Starblind zuckte mit den Schultern. »Nicht offiziell. Nur die aus dem dritten und dem vierten. Gibt keinen Grund, die Jüngeren da mit reinzuziehen.«
»War der Buddha auch da?«
»Buddha hat sich in letzter Zeit ein bisschen rar gemacht.«
»Was ist mit mir? War ich da?«
»Nein«, räumte Starblind ein. »Warst du nicht.«
»Na, das war ja ein schönes Treffen.« Schwartz’ Stimme war von einer gefährlichen Gelassenheit durchsetzt. »Und was habt ihr Genies sonst noch so beschlossen?
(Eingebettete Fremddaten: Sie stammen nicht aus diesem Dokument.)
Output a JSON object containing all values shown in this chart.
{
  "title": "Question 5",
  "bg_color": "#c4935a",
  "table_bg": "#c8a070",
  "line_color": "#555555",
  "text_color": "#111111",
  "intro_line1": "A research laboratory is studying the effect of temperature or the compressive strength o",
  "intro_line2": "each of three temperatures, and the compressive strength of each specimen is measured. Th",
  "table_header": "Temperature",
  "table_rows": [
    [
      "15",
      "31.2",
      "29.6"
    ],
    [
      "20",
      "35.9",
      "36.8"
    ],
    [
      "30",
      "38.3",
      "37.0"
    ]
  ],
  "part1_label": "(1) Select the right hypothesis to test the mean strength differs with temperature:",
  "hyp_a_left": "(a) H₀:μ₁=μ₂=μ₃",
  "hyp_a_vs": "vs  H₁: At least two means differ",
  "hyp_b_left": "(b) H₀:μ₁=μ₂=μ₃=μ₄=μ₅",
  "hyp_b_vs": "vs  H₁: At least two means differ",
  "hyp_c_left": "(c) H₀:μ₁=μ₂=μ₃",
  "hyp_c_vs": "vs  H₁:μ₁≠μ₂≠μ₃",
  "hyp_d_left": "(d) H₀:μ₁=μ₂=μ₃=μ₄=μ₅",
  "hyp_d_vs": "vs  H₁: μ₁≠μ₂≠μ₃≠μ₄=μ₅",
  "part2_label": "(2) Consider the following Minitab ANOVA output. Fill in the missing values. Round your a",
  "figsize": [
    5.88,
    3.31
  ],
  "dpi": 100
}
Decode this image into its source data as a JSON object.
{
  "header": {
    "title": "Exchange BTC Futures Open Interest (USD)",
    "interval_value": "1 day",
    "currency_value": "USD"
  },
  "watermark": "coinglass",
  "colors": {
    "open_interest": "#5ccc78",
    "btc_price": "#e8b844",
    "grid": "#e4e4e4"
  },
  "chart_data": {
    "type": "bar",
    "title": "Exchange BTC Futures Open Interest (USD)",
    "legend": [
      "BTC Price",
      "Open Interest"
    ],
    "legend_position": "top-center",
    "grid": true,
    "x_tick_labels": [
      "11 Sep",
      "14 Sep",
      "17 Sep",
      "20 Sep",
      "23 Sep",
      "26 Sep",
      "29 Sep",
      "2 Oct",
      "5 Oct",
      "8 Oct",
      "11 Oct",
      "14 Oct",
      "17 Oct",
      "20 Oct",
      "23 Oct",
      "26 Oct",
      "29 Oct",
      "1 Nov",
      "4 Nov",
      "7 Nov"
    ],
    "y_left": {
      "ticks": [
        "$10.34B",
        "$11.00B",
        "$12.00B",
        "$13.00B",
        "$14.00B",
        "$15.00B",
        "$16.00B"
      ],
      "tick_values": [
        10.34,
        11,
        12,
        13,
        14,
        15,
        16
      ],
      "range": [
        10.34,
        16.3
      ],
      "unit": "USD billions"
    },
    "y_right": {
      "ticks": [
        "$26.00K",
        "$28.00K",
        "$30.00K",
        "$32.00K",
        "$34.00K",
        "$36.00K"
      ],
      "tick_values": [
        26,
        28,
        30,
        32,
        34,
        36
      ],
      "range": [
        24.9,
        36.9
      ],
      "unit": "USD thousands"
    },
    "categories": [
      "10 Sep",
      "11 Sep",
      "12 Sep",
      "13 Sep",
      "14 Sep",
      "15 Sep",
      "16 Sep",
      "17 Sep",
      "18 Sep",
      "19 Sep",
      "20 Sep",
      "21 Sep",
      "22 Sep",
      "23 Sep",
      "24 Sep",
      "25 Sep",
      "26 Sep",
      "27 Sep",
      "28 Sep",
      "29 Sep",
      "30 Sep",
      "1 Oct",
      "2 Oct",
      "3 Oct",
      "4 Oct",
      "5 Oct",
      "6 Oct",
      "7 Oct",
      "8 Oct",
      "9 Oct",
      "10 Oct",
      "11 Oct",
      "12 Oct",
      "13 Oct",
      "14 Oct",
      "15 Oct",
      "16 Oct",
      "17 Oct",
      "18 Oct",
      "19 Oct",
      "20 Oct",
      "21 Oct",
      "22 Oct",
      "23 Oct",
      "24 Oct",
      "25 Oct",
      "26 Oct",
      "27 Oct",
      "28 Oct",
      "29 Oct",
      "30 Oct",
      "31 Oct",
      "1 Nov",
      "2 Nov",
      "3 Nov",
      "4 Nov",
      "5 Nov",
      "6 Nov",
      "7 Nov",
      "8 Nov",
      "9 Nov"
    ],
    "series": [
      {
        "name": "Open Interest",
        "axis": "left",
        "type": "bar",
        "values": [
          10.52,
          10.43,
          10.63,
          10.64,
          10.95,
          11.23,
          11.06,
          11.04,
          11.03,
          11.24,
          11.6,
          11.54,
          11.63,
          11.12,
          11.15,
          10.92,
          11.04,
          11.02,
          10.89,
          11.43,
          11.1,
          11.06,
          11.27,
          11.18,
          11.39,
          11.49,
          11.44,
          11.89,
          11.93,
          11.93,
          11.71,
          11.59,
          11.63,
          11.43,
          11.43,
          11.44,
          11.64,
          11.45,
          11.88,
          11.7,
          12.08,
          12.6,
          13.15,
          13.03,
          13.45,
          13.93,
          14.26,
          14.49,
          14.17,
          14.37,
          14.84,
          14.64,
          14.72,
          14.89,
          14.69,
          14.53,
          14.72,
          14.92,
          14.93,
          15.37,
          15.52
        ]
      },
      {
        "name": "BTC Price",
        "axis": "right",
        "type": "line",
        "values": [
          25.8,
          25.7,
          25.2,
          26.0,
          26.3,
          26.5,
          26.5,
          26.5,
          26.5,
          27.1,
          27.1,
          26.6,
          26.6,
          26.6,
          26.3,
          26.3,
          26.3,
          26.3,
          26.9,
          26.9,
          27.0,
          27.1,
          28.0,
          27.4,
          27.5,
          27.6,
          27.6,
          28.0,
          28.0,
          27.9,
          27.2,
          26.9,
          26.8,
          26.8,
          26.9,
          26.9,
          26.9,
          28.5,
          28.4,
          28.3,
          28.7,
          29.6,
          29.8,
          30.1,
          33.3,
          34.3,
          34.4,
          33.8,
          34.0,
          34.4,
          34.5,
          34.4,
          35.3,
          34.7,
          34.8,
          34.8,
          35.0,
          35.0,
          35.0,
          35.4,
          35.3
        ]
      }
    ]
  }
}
Habt ihr euch selbst zu Kapitänen gewählt?«
»Schwartzy, komm schon. Hör doch erst mal zu.« Aus Ricks für gewöhnlich ockerrotem Gesicht war alle Farbe gewichen. Sein linker Daumen betätigte ein imaginäres Feuerzeug, klopfte gegen die Filterseite einer imaginären Zigarette. »Es war kein richtiges Treffen. Wie könnten wir dazu ein Teamtreffen machen? Wie soll das gehen, alle zusammentrommeln und dann darüber reden, was mit dem Skrimmer los ist? Während er danebensitzt?«
»Also habt ihr es heimlich gemacht«, sagte Schwartz. »Hinter meinem Rücken.«
»So war es nicht. Es war eine spontane Diskussion, bei der ein Konsens entstand. Und direkt im Anschluss sind wir jetzt zu dir gekommen, um dir davon zu berichten. Dir als unserem Kapitän.«
»Ganz groß von euch.«
»Willst du wissen, was ganz groß ist?«, sagte Starblind. »Das Wochenende. Diese vier Spiele. Das wird ein großes Ding. Wenn wir Coshwale schlagen, sind wir UMSCAC-Meister. Und spielen um die Regionalmeisterschaft.«
»Du glaubst, wir werden Coshwale ohne Henry schlagen?«, sagte Schwartz. »Und selbst wenn wir das schaffen würden, würdest du mit Henry auf der Bank zur Regionalmeisterschaft antreten? Du hast sie nicht alle.«
»Er hat uns das Spiel gestern gekostet«, sagte Starblind.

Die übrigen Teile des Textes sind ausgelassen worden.